A possível produção em solo argentino surge como alternativa para tornar a Shark mais competitiva em preço em um segmento relevante para o mercado regional. Atualmente fabricada na China, a picape enfrenta uma barreira tarifária que encarece sua chegada ao Brasil e limita seu desempenho comercial, considerado tímido até o momento. Ao transferir parte da operação para a Argentina, a BYD poderia acessar condições mais favoráveis de comércio dentro do Mercosul, reduzindo o impacto tributário e ampliando o potencial de vendas.

O movimento também tem implicações diretas no chamado mecanismo Flex, que regula o fluxo de importação e exportação de veículos entre os dois países. Hoje, a operação da montadora encontra restrições porque o volume exportado da Argentina é insuficiente para compensar o número de veículos que a empresa pretende vender no Brasil. Com a produção local da Shark, a companhia ganharia maior equilíbrio nessa conta, criando condições para expandir sua atuação no mercado brasileiro, inclusive com modelos produzidos no país.

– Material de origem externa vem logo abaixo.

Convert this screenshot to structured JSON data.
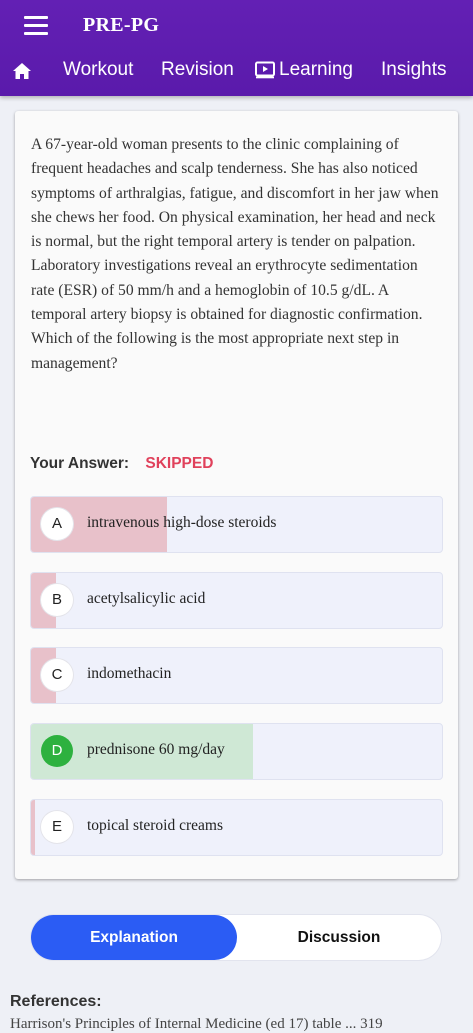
{
  "app": {
    "title": "PRE-PG",
    "menu_icon": "hamburger-menu-icon"
  },
  "nav": {
    "home_icon": "home-icon",
    "items": [
      {
        "label": "Workout"
      },
      {
        "label": "Revision"
      },
      {
        "label": "Learning",
        "icon": "play-screen-icon"
      },
      {
        "label": "Insights"
      }
    ]
  },
  "question": {
    "text": "A 67-year-old woman presents to the clinic complaining of frequent headaches and scalp tenderness. She has also noticed symptoms of arthralgias, fatigue, and discomfort in her jaw when she chews her food. On physical examination, her head and neck is normal, but the right temporal artery is tender on palpation. Laboratory investigations reveal an erythrocyte sedimentation rate (ESR) of 50 mm/h and a hemoglobin of 10.5 g/dL. A temporal artery biopsy is obtained for diagnostic confirmation. Which of the following is the most appropriate next step in management?"
  },
  "answer": {
    "label": "Your Answer:",
    "value": "SKIPPED",
    "value_color": "#e0415b"
  },
  "options": [
    {
      "letter": "A",
      "text": "intravenous high-dose steroids",
      "response_fraction": 0.33,
      "bar_color": "#e8c1ca",
      "correct": false
    },
    {
      "letter": "B",
      "text": "acetylsalicylic acid",
      "response_fraction": 0.06,
      "bar_color": "#e8c1ca",
      "correct": false
    },
    {
      "letter": "C",
      "text": "indomethacin",
      "response_fraction": 0.06,
      "bar_color": "#e8c1ca",
      "correct": false
    },
    {
      "letter": "D",
      "text": "prednisone 60 mg/day",
      "response_fraction": 0.54,
      "bar_color": "#cfe8d5",
      "correct": true
    },
    {
      "letter": "E",
      "text": "topical steroid creams",
      "response_fraction": 0.01,
      "bar_color": "#e8c1ca",
      "correct": false
    }
  ],
  "tabs": {
    "explanation": "Explanation",
    "discussion": "Discussion",
    "active_color": "#2b5cf4"
  },
  "references": {
    "title": "References:",
    "text": "Harrison's Principles of Internal Medicine (ed 17) table ... 319"
  }
}
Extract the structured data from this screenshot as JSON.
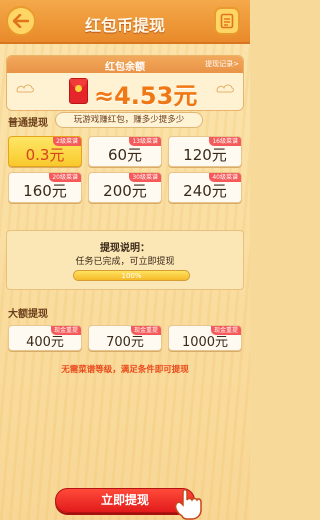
{
  "header": {
    "title": "红包币提现",
    "back_icon": "back-arrow-icon",
    "record_icon": "document-icon"
  },
  "balance": {
    "label": "红包余额",
    "record_link": "提现记录>",
    "amount": "≈4.53元",
    "icon": "red-envelope-icon"
  },
  "normal": {
    "title": "普通提现",
    "tip": "玩游戏赚红包，赚多少提多少",
    "options": [
      {
        "amount": "0.3元",
        "badge": "2级菜谱",
        "selected": true
      },
      {
        "amount": "60元",
        "badge": "13级菜谱",
        "selected": false
      },
      {
        "amount": "120元",
        "badge": "16级菜谱",
        "selected": false
      },
      {
        "amount": "160元",
        "badge": "20级菜谱",
        "selected": false
      },
      {
        "amount": "200元",
        "badge": "30级菜谱",
        "selected": false
      },
      {
        "amount": "240元",
        "badge": "40级菜谱",
        "selected": false
      }
    ]
  },
  "explain": {
    "title": "提现说明：",
    "text": "任务已完成，可立即提现",
    "progress_label": "100%",
    "progress_value": 1.0
  },
  "large": {
    "title": "大额提现",
    "options": [
      {
        "amount": "400元",
        "badge": "现金重提"
      },
      {
        "amount": "700元",
        "badge": "现金重提"
      },
      {
        "amount": "1000元",
        "badge": "现金重提"
      }
    ],
    "note": "无需菜谱等级，满足条件即可提现"
  },
  "action": {
    "button_label": "立即提现",
    "pointer_icon": "pointing-hand-icon"
  },
  "colors": {
    "header": "#e98a2a",
    "accent": "#f07814",
    "badge": "#f55a5a",
    "button": "#e21b1b",
    "selected": "#f8c92c"
  }
}
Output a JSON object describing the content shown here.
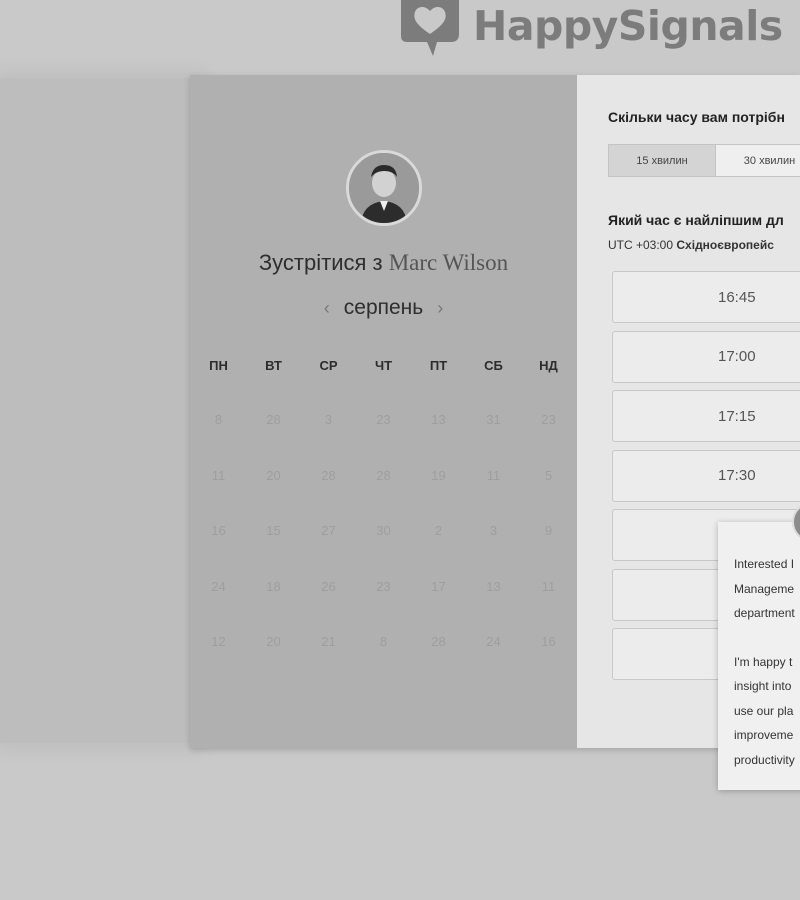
{
  "brand": {
    "name": "HappySignals"
  },
  "host": {
    "title_prefix": "Зустрітися з",
    "name": "Marc Wilson"
  },
  "calendar": {
    "month": "серпень",
    "prev_icon": "chevron-left-icon",
    "next_icon": "chevron-right-icon",
    "weekdays": [
      "ПН",
      "ВТ",
      "СР",
      "ЧТ",
      "ПТ",
      "СБ",
      "НД"
    ],
    "weeks": [
      [
        "8",
        "28",
        "3",
        "23",
        "13",
        "31",
        "23"
      ],
      [
        "11",
        "20",
        "28",
        "28",
        "19",
        "11",
        "5"
      ],
      [
        "16",
        "15",
        "27",
        "30",
        "2",
        "3",
        "9"
      ],
      [
        "24",
        "18",
        "26",
        "23",
        "17",
        "13",
        "11"
      ],
      [
        "12",
        "20",
        "21",
        "8",
        "28",
        "24",
        "16"
      ]
    ]
  },
  "booking": {
    "duration_question": "Скільки часу вам потрібн",
    "durations": [
      "15 хвилин",
      "30 хвилин"
    ],
    "time_question": "Який час є найліпшим дл",
    "timezone_offset": "UTC +03:00",
    "timezone_name": "Східноєвропейс",
    "slots": [
      "16:45",
      "17:00",
      "17:15",
      "17:30",
      "",
      "",
      ""
    ]
  },
  "chat": {
    "paragraph1": [
      "Interested I",
      "Manageme",
      "department"
    ],
    "paragraph2": [
      "I'm happy t",
      "insight into",
      "use our pla",
      "improveme",
      "productivity"
    ]
  },
  "colors": {
    "page_bg": "#c9c9c9",
    "calendar_panel": "#b0b0b0",
    "times_panel": "#e6e6e6"
  }
}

A articulação envolve nomes experientes da indústria. Daniel Herrero, ex-presidente da Toyota Argentina e responsável por consolidar a liderança da Hilux na região, está à frente da Prestige Auto e conduz as negociações. Sua relação com Bernardo Fernández Paz, diretor da BYD, tende a facilitar o alinhamento técnico necessário para viabilizar a montagem da picape com certificação de produção local.

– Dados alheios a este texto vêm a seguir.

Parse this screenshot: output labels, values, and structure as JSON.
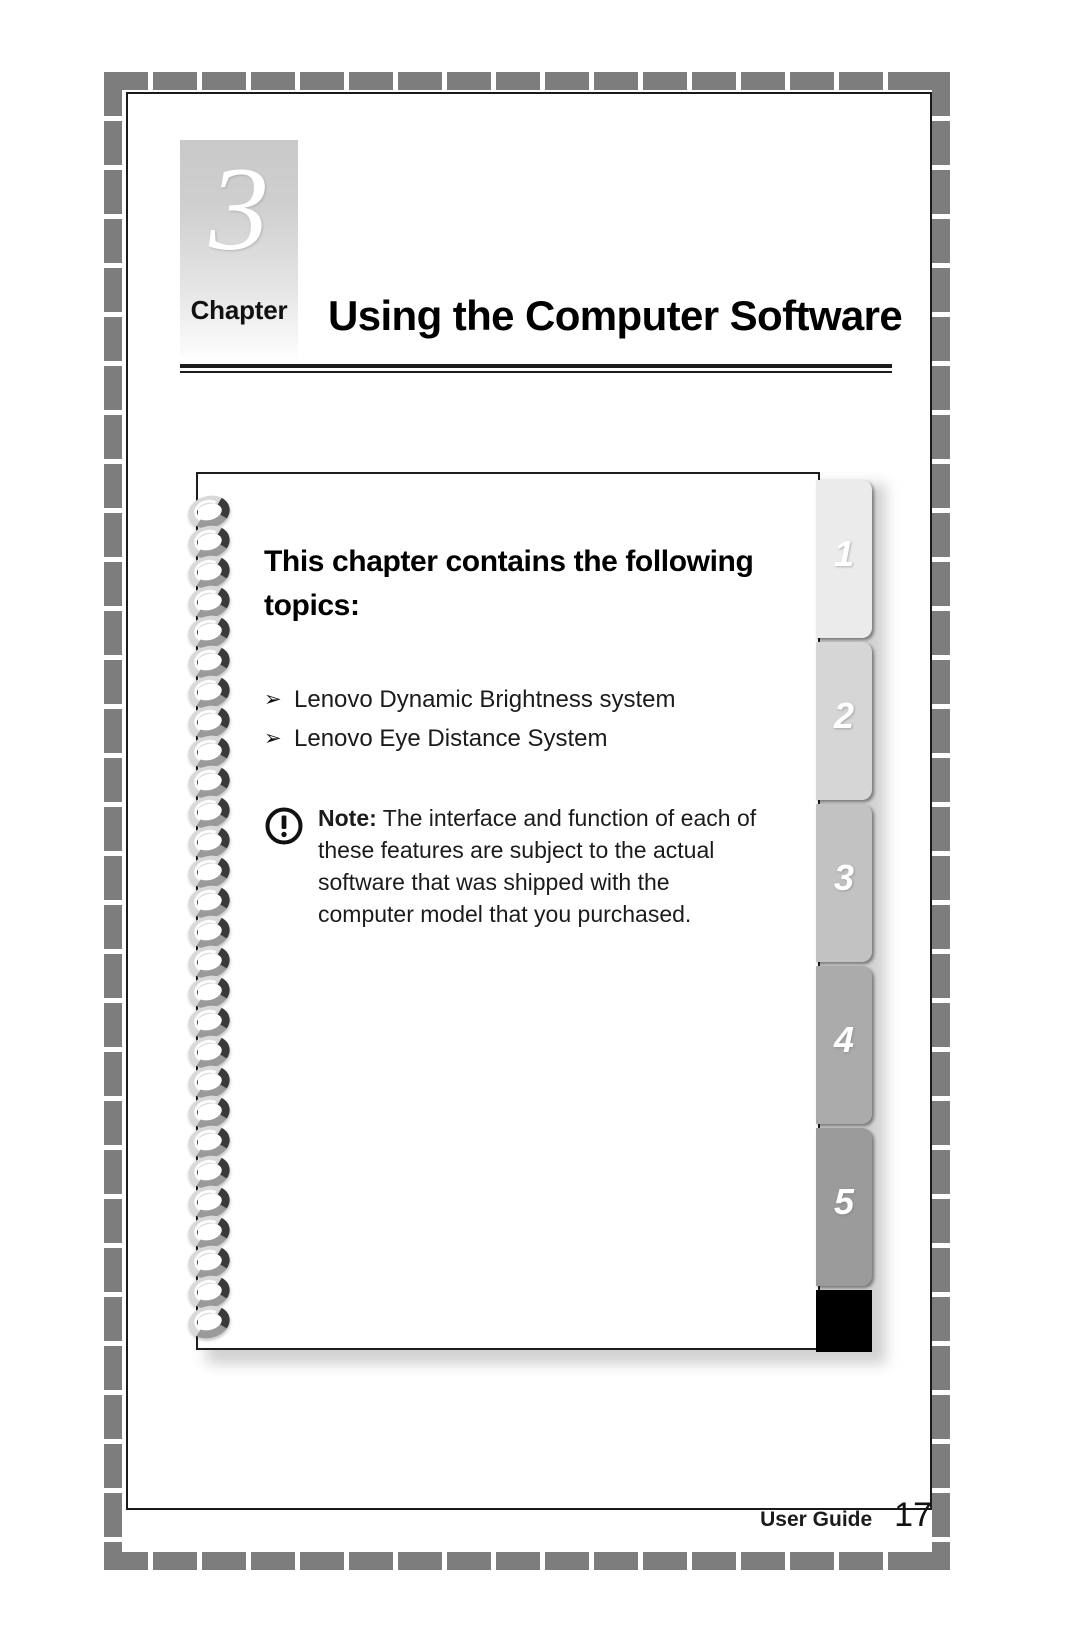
{
  "chapter": {
    "number": "3",
    "label": "Chapter",
    "title": "Using the Computer Software"
  },
  "notebook": {
    "heading": "This chapter contains the following topics:",
    "bullet_glyph": "➢",
    "topics": [
      "Lenovo Dynamic Brightness system",
      "Lenovo Eye Distance System"
    ],
    "note": {
      "icon": "exclamation-circle-icon",
      "label": "Note:",
      "body": "The interface and function of each of these features are subject to the actual software that was shipped with the computer model that you purchased."
    },
    "tabs": [
      {
        "number": "1",
        "color": "#ebebeb"
      },
      {
        "number": "2",
        "color": "#d6d6d6"
      },
      {
        "number": "3",
        "color": "#c2c2c2"
      },
      {
        "number": "4",
        "color": "#ababab"
      },
      {
        "number": "5",
        "color": "#9b9b9b"
      }
    ],
    "last_tab_color": "#000000"
  },
  "footer": {
    "label": "User Guide",
    "page_number": "17"
  },
  "colors": {
    "frame_dash": "#7d7d7d",
    "border": "#1a1a1a",
    "text": "#1b1b1b"
  }
}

Do ponto de vista industrial, a estratégia reduz riscos e acelera a execução. Ao utilizar uma estrutura já existente, a BYD evita investimentos iniciais elevados e encurta o tempo de entrada em operação. Esse modelo tem sido adotado por montadoras que buscam ganhar escala rapidamente na América Latina, combinando eficiência de custos com adaptação às regras comerciais da região.

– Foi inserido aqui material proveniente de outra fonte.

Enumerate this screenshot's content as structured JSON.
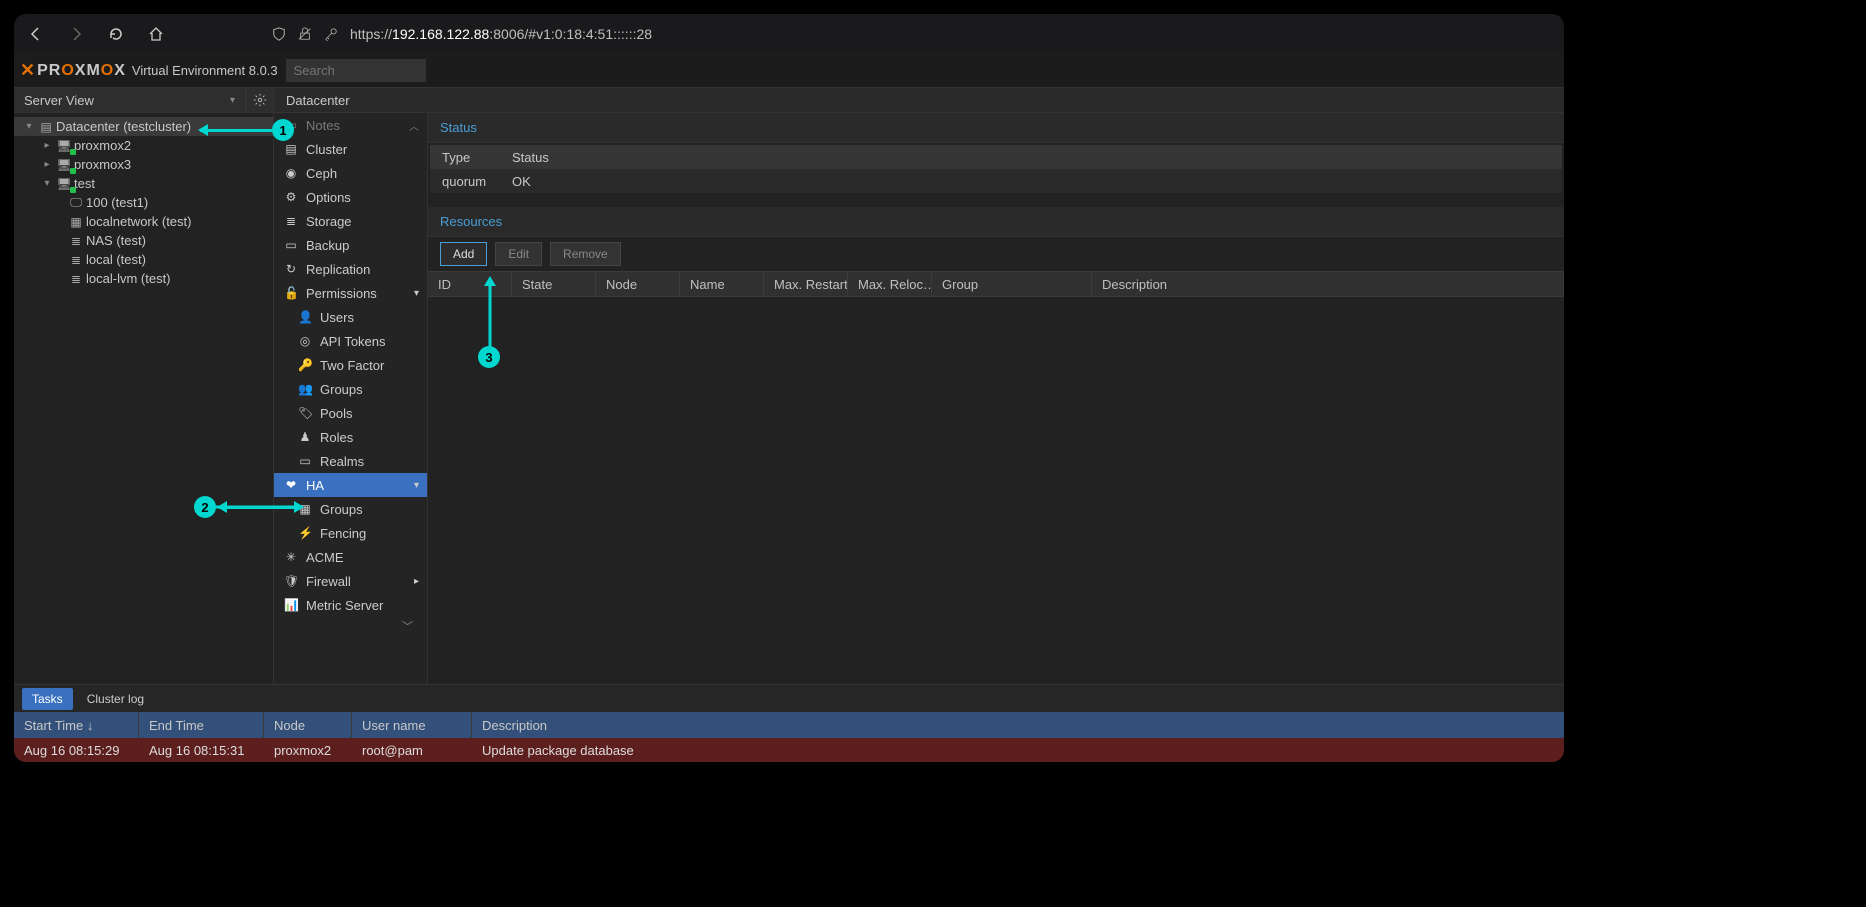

Com cerca de 430 cavalos e motorização híbrida plug-in, a Shark foi concebida para disputar espaço em um dos segmentos mais relevantes da América do Sul, marcado pela forte demanda por picapes médias. A possível produção na Argentina indica uma mudança na abordagem da BYD, que passa a ajustar sua estratégia industrial às especificidades locais para enfrentar concorrentes tradicionais em condições mais equilibradas.